“Esad Suriye’de kimyasal silah kullandı” diye yeri göğü inlettiler şimdi altında kalıyorlar!..
Dünyanın en saygın “Pulitzer Gazetecilik Ödülü” sahibi Amerikalı gazeteci Seymour Hersh, ABD istihbarat kaynaklarına dayanarak açıkladı:
“Sarin gazı Suriyeli muhaliflere Türkiye’den gitti”
Geçen yıl 21 Ağustos günü Suriye’nin Başkenti Şam’ın Guta semtinde yüzlerce insanın ölümüne neden olan kimyasal silahların Türkiye’den gönderildiğini iddia eden Amerikalı gazeteci, ABD istihbarat servislerinin şu tezi ileri sürdüğünü belirtiyor:
“Suriye’de muhaliflerin durumunun kötüye gittiğini anlayan Türk hükümeti, ABD’yi Suriye’ye saldırıya ikna etmek için Şam’daki sarin gazı saldırısını yaptırdı”
* * * *
Gazeteci Seymour Hersh, iddiasını şöyle sürdürüyor:
“ABD istihbaratı telefon dinlemeleri ve diğer araçlar yoluyla saldırıyı Erdoğan’ın adamlarının örgütlediğini öğrendi. Telefon görüşmelerinde, Türklerin kimyasal saldırının ‘başarılmasının’ ardından çok keyifli olduğu iddia ediliyor. Bunun öğrenilmesi üzerine ABD Suriye’ye saldırıyı gerçekleştirmekten vazgeçti”
Bu iddialar gerçek mi?..
Kimyasal silah saldırısında ölen yüzlerce Suriyeli’nin katili Türkiye mi?..
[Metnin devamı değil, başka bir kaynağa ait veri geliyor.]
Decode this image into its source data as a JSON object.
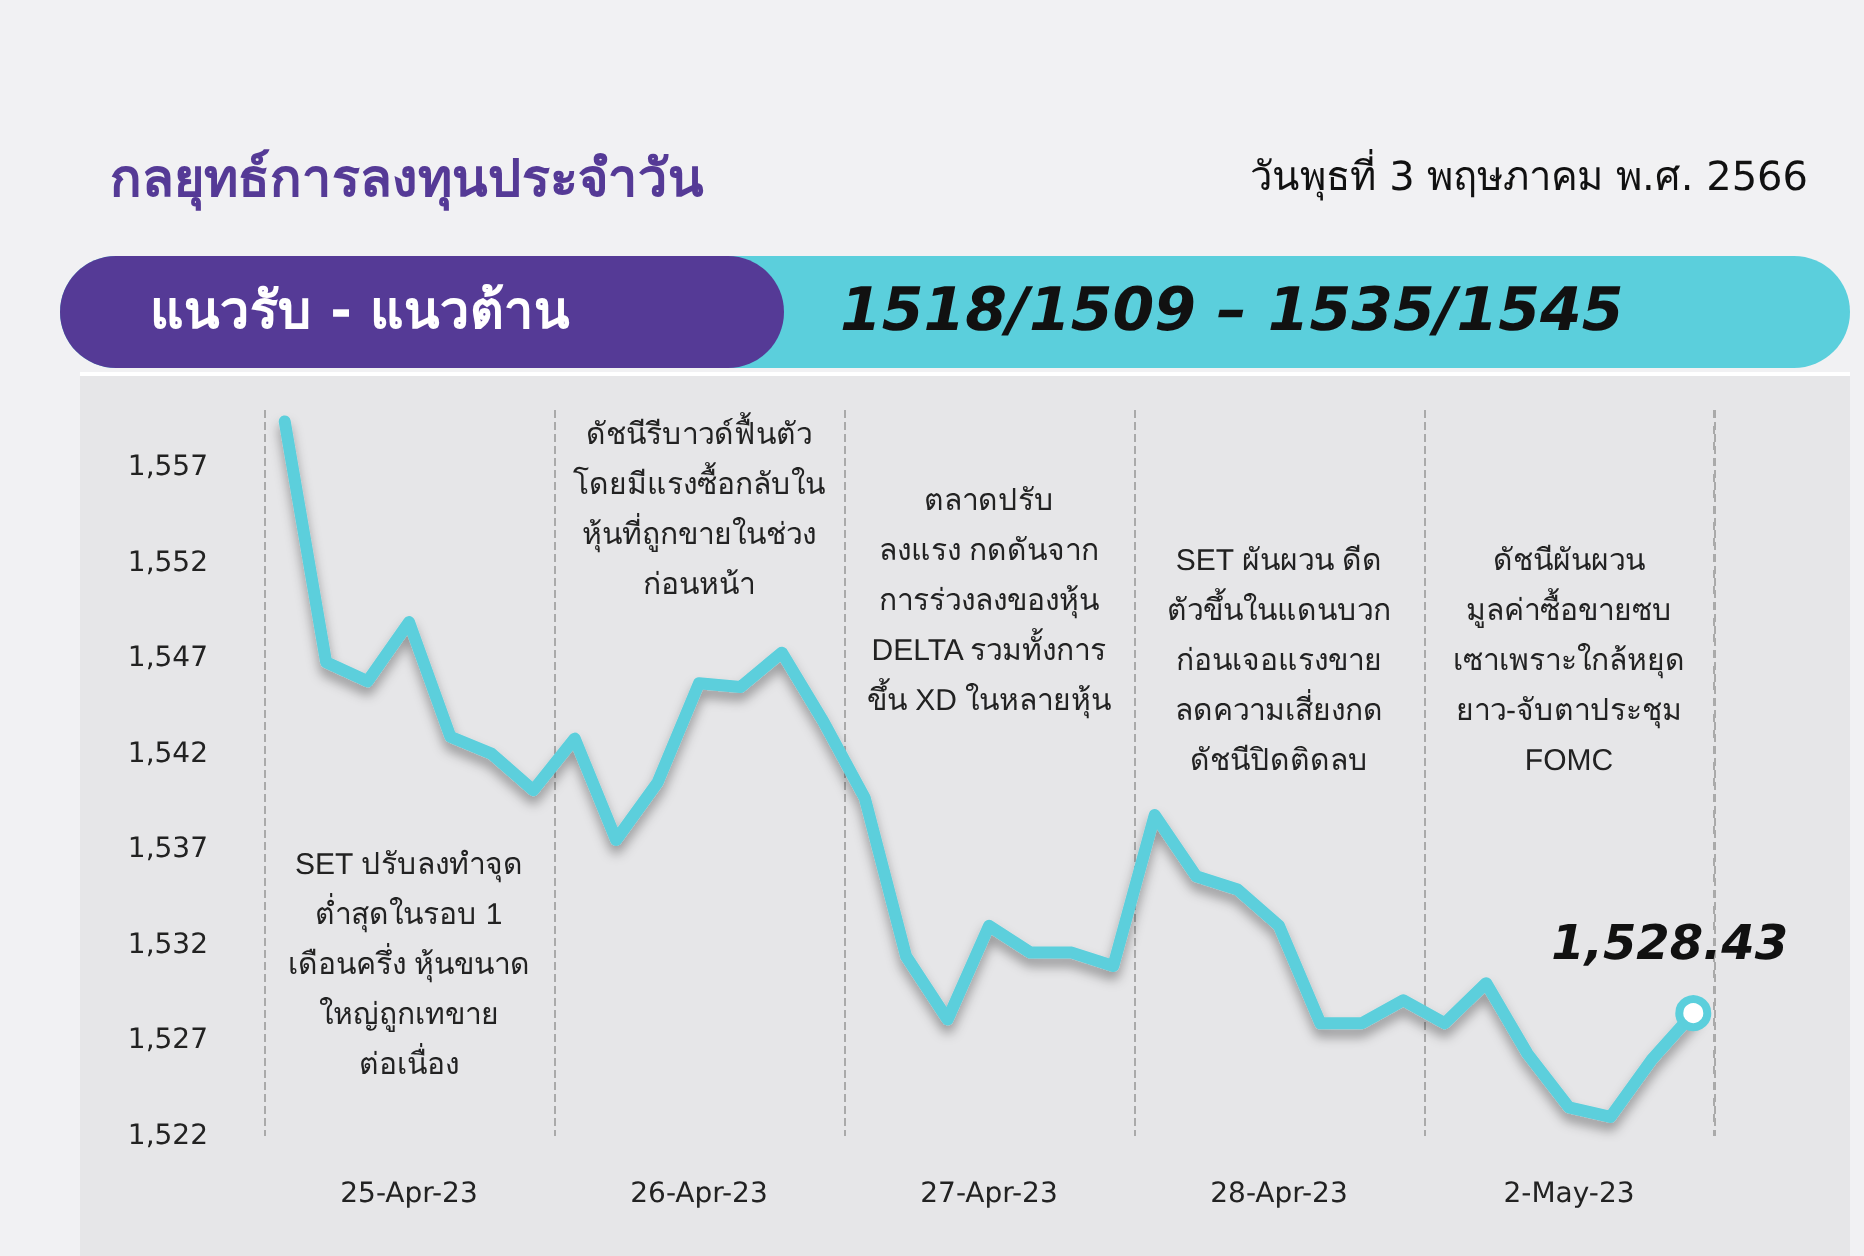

Kim bu “Erdoğan’ın adamları” dedikleri?..
Tayyip ve adamlarının eline Arap kanı mı bulaştı?..
* * * *
Yukarıdaki soruların cevaplarını bilmiyoruz!..
Ancak, biraz geriye Hariciye Nazırı Ahmet’in Hariciye Nezaretindeki odasında MİT Başkanı Hakan’ın “Suriye’ye 4 adam gönderirim, bizim tarafa 8 tane füze attırırım” dediği iddiasını hatırlayalım!..
Türk askerinin seçim öncesi Suriye’ye girmesiyle iktidarın güçleneceği varsayımı üzerine yapıldığı iddia edilen bu konuşmalarla, Amerikalı gazetecinin açıklamalarındaki iddialar birleşince bu kifayetsiz muhterisler hakkındaki kuşkular derinleşiyor!..
* * * *
Bir başka olay var ki o da çok vahim!..
Biliyorsunuz, Hatay’ın Reyhanlı İlçesindeki saldırıda 52 vatandaşımız feci şekilde can vermişti…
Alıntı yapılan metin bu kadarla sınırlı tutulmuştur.